Per rievocare il passato, la giovinezza, ripercorre una “stratella” e la ritrova come un salotto, ritrova la sua contemplazione del mare e il suo colloquio con lo scirocco, ma anche il monumento ad una bomba, ricordo della guerra che gli riporta alla mente allarmi e corse verso i rifugi, fatti ed emozioni vissute al lido “Cenide” che s’affacciava sullo Stretto, i mitici “mostri” di Scilla e Cariddi, oggi inquinati anche loro. Cose trasformate, così come il posto denominato “Croce Rossa”, una balconata sullo Stretto.
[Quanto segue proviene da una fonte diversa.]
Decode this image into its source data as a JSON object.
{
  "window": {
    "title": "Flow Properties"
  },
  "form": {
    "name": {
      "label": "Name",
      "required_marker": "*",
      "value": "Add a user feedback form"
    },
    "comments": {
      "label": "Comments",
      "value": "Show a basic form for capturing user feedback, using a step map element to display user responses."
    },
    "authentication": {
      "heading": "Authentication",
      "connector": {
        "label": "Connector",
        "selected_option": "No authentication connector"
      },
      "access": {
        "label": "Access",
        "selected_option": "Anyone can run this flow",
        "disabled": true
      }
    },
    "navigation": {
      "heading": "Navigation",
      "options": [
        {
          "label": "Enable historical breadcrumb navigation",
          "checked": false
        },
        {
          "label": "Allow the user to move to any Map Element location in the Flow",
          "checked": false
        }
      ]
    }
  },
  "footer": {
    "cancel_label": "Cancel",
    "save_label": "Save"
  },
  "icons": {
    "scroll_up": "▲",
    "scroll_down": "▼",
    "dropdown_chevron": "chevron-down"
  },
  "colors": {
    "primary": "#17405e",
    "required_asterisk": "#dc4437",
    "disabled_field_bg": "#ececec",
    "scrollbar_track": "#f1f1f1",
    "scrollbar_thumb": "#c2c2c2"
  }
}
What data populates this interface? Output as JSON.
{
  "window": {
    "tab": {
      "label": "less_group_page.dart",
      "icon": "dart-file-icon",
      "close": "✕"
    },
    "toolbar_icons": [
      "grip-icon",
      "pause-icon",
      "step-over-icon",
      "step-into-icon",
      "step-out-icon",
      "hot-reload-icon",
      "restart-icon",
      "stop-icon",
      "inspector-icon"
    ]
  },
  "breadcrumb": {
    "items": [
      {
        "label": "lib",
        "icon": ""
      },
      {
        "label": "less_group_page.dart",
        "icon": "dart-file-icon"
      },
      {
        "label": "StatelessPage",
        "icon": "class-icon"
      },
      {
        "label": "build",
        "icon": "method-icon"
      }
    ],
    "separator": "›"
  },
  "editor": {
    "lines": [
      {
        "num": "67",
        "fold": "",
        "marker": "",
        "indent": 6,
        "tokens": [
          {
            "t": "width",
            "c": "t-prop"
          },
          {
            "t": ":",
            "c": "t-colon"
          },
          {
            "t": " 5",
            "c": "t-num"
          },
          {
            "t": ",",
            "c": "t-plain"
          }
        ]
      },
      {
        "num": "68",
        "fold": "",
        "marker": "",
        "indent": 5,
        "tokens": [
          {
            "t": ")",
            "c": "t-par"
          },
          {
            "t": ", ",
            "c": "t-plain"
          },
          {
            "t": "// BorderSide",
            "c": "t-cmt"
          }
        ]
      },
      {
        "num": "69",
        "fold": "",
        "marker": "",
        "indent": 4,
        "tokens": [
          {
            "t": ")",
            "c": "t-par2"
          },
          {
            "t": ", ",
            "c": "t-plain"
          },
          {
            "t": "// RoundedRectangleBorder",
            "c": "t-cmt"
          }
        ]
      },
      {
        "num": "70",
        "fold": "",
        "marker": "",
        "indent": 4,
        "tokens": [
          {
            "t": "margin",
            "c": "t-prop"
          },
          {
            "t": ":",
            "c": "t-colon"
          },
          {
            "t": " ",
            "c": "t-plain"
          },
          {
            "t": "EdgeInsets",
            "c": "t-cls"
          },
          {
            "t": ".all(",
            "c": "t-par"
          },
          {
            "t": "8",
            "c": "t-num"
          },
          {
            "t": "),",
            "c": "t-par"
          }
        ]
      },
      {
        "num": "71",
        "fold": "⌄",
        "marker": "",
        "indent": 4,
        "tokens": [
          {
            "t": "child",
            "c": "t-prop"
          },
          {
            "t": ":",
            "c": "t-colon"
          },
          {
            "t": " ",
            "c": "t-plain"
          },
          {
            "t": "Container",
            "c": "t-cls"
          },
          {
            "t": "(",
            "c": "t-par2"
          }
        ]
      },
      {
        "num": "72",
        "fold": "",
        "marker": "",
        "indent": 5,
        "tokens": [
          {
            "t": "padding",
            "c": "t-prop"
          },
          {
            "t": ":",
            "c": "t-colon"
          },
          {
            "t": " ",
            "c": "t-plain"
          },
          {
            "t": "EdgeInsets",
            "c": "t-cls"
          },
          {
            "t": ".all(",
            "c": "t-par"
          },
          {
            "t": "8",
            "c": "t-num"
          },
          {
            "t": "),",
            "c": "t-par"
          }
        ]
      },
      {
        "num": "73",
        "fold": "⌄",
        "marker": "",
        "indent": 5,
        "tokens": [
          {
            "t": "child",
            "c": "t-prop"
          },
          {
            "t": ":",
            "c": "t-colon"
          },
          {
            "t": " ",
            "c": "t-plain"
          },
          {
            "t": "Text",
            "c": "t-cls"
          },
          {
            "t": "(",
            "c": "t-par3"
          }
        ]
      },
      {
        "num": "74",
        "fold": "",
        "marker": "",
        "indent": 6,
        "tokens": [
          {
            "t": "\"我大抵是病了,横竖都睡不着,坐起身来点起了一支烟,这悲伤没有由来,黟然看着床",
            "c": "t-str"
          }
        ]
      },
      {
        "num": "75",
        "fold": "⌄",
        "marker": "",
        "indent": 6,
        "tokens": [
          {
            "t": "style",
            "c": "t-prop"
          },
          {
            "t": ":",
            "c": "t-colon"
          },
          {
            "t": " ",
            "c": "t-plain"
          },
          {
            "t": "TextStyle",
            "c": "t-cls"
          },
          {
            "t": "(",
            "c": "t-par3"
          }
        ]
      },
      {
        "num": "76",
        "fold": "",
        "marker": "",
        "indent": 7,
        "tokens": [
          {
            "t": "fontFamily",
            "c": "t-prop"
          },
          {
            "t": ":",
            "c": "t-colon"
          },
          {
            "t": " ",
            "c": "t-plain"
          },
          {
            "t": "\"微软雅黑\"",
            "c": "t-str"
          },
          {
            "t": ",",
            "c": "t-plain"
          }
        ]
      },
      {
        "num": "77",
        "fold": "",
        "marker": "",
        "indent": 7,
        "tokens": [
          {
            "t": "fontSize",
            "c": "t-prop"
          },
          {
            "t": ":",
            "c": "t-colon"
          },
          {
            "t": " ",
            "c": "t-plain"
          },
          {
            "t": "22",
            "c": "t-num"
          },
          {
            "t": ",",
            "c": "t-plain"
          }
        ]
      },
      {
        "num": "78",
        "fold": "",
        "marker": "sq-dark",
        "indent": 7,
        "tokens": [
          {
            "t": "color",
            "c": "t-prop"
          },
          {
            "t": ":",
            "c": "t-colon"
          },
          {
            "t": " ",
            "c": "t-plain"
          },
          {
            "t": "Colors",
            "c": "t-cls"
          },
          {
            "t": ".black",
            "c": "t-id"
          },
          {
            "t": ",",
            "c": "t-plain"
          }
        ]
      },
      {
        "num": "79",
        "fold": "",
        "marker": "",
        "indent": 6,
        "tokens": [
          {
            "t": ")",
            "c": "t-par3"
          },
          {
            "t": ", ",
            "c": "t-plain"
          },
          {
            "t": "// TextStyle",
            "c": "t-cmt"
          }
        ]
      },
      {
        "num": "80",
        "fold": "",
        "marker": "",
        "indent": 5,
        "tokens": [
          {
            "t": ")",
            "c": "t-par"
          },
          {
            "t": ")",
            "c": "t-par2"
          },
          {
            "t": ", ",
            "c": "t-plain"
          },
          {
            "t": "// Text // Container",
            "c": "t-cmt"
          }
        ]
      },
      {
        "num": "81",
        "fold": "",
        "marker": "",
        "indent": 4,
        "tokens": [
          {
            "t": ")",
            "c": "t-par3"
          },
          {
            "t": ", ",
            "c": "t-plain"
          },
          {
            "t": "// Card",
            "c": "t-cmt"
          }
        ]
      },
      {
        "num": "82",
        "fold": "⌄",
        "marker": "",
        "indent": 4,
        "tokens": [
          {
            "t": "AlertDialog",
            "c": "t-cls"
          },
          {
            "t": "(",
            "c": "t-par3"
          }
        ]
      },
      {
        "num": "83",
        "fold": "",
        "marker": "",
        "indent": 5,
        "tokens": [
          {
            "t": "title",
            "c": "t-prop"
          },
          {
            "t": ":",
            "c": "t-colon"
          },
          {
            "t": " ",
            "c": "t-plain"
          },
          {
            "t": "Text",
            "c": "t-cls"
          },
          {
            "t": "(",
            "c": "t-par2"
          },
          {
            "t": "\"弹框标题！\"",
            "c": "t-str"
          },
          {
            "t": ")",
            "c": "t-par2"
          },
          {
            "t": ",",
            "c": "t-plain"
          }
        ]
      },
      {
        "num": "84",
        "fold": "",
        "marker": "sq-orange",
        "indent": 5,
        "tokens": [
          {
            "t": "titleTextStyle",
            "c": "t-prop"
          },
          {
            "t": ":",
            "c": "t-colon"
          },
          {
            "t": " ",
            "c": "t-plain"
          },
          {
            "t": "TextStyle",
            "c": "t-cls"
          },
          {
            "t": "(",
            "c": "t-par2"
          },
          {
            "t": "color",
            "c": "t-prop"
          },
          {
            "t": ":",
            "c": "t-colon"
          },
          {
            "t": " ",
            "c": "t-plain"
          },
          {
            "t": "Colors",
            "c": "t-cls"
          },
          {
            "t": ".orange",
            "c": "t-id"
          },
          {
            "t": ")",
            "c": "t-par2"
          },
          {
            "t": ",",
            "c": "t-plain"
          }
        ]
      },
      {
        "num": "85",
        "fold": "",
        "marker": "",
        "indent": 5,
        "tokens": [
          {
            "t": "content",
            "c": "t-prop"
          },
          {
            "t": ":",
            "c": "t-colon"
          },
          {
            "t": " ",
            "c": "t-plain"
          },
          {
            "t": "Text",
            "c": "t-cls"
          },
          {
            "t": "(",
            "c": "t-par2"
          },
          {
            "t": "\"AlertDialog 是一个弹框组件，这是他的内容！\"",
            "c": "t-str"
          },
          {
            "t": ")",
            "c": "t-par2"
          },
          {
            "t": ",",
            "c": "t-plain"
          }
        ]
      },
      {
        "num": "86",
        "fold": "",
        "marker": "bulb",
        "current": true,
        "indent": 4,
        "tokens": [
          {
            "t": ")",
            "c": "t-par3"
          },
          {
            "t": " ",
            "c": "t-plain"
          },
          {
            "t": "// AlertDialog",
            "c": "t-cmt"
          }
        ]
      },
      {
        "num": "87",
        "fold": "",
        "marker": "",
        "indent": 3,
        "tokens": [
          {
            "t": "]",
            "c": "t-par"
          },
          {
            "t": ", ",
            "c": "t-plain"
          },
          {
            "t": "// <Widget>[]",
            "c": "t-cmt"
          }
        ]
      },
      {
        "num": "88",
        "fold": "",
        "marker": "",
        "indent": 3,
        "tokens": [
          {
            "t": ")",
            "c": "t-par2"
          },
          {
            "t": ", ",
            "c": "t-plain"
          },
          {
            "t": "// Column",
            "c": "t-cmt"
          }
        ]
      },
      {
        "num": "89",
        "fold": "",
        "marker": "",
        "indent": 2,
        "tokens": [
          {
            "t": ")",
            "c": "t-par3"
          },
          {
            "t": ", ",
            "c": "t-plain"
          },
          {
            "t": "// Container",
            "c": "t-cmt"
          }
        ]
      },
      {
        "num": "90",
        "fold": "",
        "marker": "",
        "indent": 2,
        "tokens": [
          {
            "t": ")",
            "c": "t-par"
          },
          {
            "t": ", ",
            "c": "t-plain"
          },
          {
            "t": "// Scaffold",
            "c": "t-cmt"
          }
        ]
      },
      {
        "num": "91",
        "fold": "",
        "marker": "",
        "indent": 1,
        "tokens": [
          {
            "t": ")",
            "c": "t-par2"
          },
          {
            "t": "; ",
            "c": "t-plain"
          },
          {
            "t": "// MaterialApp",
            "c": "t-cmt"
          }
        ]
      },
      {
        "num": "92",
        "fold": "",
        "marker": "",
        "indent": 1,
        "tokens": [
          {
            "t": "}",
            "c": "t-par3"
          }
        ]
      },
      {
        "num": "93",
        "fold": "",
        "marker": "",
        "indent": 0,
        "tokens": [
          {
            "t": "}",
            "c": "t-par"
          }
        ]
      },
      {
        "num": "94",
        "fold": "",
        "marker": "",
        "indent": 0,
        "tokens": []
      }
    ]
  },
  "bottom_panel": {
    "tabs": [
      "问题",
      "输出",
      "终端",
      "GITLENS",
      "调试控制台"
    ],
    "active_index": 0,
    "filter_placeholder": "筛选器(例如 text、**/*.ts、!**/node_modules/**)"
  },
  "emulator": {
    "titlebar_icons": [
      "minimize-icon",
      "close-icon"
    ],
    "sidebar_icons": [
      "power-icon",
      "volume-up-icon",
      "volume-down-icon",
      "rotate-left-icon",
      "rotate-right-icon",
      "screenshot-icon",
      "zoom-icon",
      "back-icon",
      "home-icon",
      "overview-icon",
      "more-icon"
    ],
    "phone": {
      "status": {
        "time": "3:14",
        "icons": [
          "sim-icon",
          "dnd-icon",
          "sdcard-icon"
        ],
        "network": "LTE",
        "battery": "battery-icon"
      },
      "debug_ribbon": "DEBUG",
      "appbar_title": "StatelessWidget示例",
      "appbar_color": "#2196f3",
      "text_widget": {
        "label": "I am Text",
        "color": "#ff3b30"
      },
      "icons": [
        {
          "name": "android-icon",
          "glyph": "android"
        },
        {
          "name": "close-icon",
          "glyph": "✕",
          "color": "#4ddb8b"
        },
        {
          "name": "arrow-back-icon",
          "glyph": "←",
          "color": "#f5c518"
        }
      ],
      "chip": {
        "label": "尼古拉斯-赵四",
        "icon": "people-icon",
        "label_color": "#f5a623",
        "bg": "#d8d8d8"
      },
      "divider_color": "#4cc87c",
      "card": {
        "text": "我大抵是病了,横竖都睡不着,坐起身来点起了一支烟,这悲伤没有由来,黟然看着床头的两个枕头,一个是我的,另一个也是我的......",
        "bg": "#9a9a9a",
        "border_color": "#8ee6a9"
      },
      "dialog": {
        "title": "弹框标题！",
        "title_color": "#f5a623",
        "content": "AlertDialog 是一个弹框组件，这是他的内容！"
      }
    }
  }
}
E si rincuora bevendo una metaforica “scirubetta”, un bicchiere di acqua di lontananza, mescolato col vino della breve presenza.
Ma è ora di ritornare alla realtà, va al Camposanto a visitare tombe amiche e pensa che quando sarà ora di morire, per esorcizzare una nostalgia eterna, vorrebbe portarsi dietro tanto sole, tanto vento e mare verde, con la vista del panorama che si gode da quel Camposanto, che possano vincere le nebbie della città in cui ora vive.
Ciccio va al Museo di Reggio Calabria a vedere i Bronzi di Riace e la maschera del Filosofo e trova appagamento ed incanto.
Stesse sensazioni che prova visitando Scilla con la sua Chianalea, piccole strade con le case sul mare o il Castello e la rinomata Marina.
È ora di tornare nella città in cui vive con la famiglia e lo fa con un saluto allo Stretto di Messina ed al suo paesaggio, alla vecchia casa con i balconi rosa, alle luci di notte, alla nave traghetto, alla stazione, al ponte sul torrente, luogo di ritrovo con i vecchi amici, cosciente di non ritornare a vivere più in quella terra perché è aperta una nuova storia della sua vita.
E conclude invocando la benedizione di Dio.
La lettura del libro di poesie di Ciccio Ottanà mi ha riportato alle mie origini ed alla mia infanzia, mi ha fatto fare un bagno nel mio dialetto che da molti anni non facevo, non lo facevo nemmeno quando mi è capitato di ritornare in quei luoghi perché gli amici di un tempo non li ho più ritrovati, forse emigrati come me chi sa dove per ragioni di lavoro.
Sensazioni che, sono sicuro, anche voi proverete.
Per quanto mi riguarda ringrazio Ciccio Ottanà per avermi riportato alla memoria le emozioni della giovinezza, gli umori di una terra che malgrado la lontananza non si può dimenticare, non solo per nostalgia ma perché mi ha dato quell’humus che mi accompagnerà per tutta la vita.
A Ciccio Ottanà sono venuti ringraziamenti da parte del Sindaco del suo Paese per l’omaggio che ha voluto fare a quella terra, ed il Consiglio Comunale all’unanimità ha deliberato di iscrivere il suo nome nell’albo d’onore della Città, cosa che è stata fatta il 24 giugno scorso, giorno del Santo Patrono durante una solenne cerimonia.
E noi, congratulandoci, ce ne rallegriamo vivamente.